In any case, I have moderate confidence that the current crisis will be over once the financial world recovers from its panic attack and calmly considers what is really being proposed

In any case, I have moderate confidence that the current crisis will be over once the financial world recovers from its panic attack and calmly considers what is really being proposed

Best of all, just as a panic attack in the city threatens to boost the economy, most of us homeowners have paid off our mortgages and are sitting on assets that will be worth many times what we paid for them, even if the worst predictions of a housing market crash come true.
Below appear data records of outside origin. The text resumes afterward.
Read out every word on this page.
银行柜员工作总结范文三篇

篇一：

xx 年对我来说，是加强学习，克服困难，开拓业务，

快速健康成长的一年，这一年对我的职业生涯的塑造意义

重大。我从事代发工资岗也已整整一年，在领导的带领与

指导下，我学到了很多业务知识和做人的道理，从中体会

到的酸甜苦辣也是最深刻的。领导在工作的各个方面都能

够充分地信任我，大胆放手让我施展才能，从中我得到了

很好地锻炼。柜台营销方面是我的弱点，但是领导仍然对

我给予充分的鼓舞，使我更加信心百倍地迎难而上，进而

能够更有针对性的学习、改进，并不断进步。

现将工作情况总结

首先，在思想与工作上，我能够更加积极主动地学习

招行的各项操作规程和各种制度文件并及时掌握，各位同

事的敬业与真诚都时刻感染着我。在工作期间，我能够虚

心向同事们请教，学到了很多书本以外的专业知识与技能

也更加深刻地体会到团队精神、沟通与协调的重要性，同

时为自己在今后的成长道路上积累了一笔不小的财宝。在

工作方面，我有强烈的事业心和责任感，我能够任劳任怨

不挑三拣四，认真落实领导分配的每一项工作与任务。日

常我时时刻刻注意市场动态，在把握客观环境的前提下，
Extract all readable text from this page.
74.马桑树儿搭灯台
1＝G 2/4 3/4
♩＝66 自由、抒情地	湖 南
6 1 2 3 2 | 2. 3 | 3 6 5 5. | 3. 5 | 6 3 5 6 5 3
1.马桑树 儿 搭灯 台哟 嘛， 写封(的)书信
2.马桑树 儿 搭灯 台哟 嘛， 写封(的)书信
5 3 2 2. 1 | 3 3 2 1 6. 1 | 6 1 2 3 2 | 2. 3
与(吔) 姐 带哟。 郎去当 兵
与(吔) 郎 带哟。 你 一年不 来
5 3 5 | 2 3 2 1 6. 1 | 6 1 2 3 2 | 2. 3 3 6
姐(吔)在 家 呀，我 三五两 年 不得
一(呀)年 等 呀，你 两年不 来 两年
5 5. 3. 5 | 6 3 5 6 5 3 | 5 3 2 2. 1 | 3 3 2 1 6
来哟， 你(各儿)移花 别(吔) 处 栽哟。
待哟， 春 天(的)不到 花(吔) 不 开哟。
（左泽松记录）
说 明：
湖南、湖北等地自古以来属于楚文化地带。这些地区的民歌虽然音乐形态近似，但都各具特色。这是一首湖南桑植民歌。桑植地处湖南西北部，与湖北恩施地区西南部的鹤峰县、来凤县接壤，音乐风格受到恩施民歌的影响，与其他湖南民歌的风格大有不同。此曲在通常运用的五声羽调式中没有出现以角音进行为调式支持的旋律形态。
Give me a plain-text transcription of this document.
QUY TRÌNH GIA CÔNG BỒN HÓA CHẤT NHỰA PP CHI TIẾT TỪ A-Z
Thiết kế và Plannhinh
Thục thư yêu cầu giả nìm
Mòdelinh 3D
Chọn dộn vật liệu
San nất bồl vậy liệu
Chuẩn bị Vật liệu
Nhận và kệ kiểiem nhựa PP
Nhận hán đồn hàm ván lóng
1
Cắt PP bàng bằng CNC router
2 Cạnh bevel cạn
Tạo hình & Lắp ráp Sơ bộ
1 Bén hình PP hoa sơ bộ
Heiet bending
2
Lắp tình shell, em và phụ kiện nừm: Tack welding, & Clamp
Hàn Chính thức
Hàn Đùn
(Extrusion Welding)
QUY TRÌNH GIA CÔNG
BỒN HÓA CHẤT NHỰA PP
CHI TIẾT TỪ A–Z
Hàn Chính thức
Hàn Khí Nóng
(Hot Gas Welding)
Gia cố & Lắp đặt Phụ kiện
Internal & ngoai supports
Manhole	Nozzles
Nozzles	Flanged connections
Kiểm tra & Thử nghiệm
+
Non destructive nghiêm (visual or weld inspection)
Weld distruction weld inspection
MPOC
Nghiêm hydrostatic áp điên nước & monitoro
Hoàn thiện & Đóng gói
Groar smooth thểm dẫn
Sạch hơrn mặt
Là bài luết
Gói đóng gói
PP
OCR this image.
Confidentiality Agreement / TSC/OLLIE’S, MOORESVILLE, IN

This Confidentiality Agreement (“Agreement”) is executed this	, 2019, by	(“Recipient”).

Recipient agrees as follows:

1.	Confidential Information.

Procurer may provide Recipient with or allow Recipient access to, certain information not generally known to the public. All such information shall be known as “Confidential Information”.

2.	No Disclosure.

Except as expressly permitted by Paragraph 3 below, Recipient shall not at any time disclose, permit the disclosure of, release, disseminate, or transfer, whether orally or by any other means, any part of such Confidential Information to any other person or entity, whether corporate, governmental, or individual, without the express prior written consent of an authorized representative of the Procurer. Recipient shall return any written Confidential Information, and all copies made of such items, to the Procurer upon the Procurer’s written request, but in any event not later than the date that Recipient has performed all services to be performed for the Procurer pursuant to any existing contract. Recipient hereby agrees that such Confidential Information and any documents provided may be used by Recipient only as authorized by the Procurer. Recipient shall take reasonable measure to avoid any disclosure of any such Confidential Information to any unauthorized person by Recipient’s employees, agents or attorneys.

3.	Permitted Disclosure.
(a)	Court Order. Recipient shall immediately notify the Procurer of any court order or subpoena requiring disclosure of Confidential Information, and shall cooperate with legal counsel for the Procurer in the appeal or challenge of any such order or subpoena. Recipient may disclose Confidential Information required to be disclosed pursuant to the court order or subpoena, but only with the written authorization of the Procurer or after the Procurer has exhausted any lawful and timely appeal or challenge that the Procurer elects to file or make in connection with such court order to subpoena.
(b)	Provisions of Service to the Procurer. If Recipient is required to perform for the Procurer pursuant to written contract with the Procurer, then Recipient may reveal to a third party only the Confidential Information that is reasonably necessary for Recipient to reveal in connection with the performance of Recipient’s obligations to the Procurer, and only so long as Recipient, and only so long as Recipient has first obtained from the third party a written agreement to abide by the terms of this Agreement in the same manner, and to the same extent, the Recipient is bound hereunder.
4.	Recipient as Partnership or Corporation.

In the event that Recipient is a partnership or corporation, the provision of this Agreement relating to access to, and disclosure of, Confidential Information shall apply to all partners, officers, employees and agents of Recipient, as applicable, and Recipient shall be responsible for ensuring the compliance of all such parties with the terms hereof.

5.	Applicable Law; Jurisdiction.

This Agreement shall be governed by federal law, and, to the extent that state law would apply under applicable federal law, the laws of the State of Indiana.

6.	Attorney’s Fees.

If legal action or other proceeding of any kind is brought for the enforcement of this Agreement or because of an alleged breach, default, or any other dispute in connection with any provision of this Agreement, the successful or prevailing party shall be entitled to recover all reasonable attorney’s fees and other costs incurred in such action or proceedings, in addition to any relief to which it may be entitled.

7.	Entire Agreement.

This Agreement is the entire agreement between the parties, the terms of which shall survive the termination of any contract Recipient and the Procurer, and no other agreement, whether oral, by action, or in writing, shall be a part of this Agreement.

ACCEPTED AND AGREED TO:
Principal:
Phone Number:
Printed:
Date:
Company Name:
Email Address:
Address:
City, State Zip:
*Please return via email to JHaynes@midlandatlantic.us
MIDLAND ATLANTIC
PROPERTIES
Meanwhile, while the prices of everything are rising, far too many young people are faced with the choice between heating and eating or paying the rent. As for the homeownership hopes they once harbored, it is dwindling every day.

Indeed, it doesn’t surprise me in the least that after 12 years of neglect by conservative-led governments, young people are flocking to other parties for a glimmer of hope.

Do not get me wrong. I remain a seasoned Tory myself and I firmly believe that Liz Truss and Kwasi Kwarteng have the right approach to go all out for economic growth (although, God knows, both could take a crash course in how to implement their policies). the public and the city).

In any case, I have some confidence that the current crisis will be over once the financial world recovers from its panic attack and calmly reflects on what is really being proposed.

But in the past, the Tories could always rely on the aging process to instill a little wisdom in the minds of the young and make left-wing student rioters pillars of the local Conservative Association.

I’m not at all sure they can rely on that any longer.

So yeah, I’ll admit right off the bat that a lot of baby boomers like me are pretty well off, with not much more to worry about than our kids’ finances and the faint risk of our other halves running into the dismay of running the central heating too soon. turn on.

But the young are the future. Unless the Conservatives quickly turn their minds to offering hope, I fear their own future will be lost.